Elias says Orioles still mulling over options for second overall pick

June 08, 2020 | Luke Jones

Even though the on-field aspect of a lengthy rebuilding effort was halted in March, general manager Mike Elias and the Orioles have remained busy preparing for this week’s unprecedented amateur draft.

With the 2020 draft shortened to just five rounds and the Orioles having only six picks at their disposal in the midst of the coronavirus pandemic, Elias said Monday that no decision has been made on the second overall pick with the organization still “actively discussing” five candidates. Detroit is almost universally expected to draft Arizona State first baseman Spencer Torkelson with the first overall pick while many mock drafts have projected the Orioles to select Vanderbilt infielder Austin Martin at No. 2.

Other players regarded as potential top five picks include Texas A&M left-handed pitcher Asa Lacy, Florida high school outfielder Zac Veen, Georgia right-hander Emerson Hancock, and New Mexico State infielder Nick Gonzales.

Evaluators love Martin’s exit velocity and contact rates and view him as a polished hitting prospect and a good athlete, but there are some questions about where he’ll end up defensively. After not taking a pitcher until the eighth round in his first draft as Orioles general manager last year, Elias downplayed any thoughts of prioritizing positional need early.

“We have not made up our mind about our top two players on the board in preparation for the second pick,” said Elias, who continues to collect medical information and to gain a better sense of prospects’ financial demands. “We have choices that we like, and we’re trying to pick between players that we like. That’s a good thing and the most important thing, but we have not made a decision as to how we’re going to finalize that grouping, and we may not until the day of the draft.”

Baltimore also holds the first competitive balance pick at the conclusion of the first round, which has prompted speculation about Elias drafting under slot with the second pick and using those bonus savings for that 30th overall selection as well as the club’s second-round choice at 39th. It’s all about “trying to make the best investment that we can” in the second-year general manager’s words.

The Orioles selected catcher Adley Rutschman first overall last season, only the second time the club has owned the top selection in the amateur draft. Their draft pool is $13,894,300, the most among all teams this year.

“I think the short draft will constrain your ability to spread bonus pool money around — or at least the opportunity to do so,” Elias said. “If a team does sign their first pick for less than slot, they’re going to be under more pressure to apply that savings in the first few rounds. Whereas in a normal draft, you could sign one player with all of that money with an early pick, [and] you can kind of spread it out through the rest of the draft.

“We feel it’s important if you’re taking a guy with a high pick that he’s your favorite guy.”

Despite the remainder of the college baseball season being canceled in March and many high school seasons never taking place this spring, Elias has no major complaints about a unique pre-draft process that’s still gone “very smoothly” for the Orioles. Of course, scouts have been forced to rely heavily on past video with no games to attend, but technology has eased concerns that would have been a much bigger reality even 10 years ago.

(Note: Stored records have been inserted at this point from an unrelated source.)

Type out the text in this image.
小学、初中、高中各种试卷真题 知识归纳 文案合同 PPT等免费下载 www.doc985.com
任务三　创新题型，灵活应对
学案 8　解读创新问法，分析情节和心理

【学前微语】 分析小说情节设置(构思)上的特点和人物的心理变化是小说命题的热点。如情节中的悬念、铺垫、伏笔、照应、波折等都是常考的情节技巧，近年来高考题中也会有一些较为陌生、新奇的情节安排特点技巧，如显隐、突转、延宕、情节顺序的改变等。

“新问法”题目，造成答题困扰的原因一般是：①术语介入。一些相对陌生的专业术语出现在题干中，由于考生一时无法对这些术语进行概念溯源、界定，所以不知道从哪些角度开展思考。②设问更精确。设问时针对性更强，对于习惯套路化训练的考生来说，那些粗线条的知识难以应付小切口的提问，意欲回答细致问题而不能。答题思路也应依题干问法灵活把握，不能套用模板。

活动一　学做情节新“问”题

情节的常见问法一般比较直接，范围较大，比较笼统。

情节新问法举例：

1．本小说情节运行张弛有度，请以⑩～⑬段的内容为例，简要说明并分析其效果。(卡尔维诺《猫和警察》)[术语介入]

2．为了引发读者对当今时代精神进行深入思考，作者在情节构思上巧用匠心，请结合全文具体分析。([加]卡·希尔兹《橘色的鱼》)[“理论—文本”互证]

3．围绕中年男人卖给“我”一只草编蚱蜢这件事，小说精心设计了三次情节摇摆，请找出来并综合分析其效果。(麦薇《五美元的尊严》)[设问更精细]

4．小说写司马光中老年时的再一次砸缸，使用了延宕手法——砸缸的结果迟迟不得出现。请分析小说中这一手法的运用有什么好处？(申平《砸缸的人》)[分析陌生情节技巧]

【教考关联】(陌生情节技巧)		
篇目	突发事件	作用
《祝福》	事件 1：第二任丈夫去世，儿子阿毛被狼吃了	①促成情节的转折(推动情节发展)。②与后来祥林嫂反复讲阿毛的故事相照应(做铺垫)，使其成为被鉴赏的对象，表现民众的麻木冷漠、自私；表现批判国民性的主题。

The challenges stemming from the pandemic are expected to slant this draft more toward college talent, especially after the opening round. The absence of in-person work has been challenging, but it’s prompted the organization to innovate.

“Our analytics team did a great job of building a virtual draft board very quickly, and it’s really nice,” Elias said. “We can drag magnets around. Everyone can see it on their computer screen. It’s really easy to use. You can click through and have all of the player info and video that you want right there. Honestly, I think it’s something that we’re going to keep using. We may be done with physical magnets even when we get back to normal.

“It has been a little more tiring for all of us to conduct these meetings over the phone and over video. Usually, a draft room is a really energetic, fun experience, and we’re not getting that this year, which is a shame. But it hasn’t stopped us from being productive at all.”

Pessimism persists about the resumption of the 2020 season with MLB’s latest financial proposal not being received favorably by players still expecting the full prorated pay agreed upon by the sides in late March, but Elias remained positive when asked about his current concern level. What happens with the players drafted later this week and the many minor-league prospects missing out on critical seasoning remains to be seen.

“I think we’re going to play,” said Elias about the 2020 major league season. “I don’t know what the length and structure is going to be. That’s really hard to predict right now with the discussions that are ongoing. But I’m very confident we’re going to play.”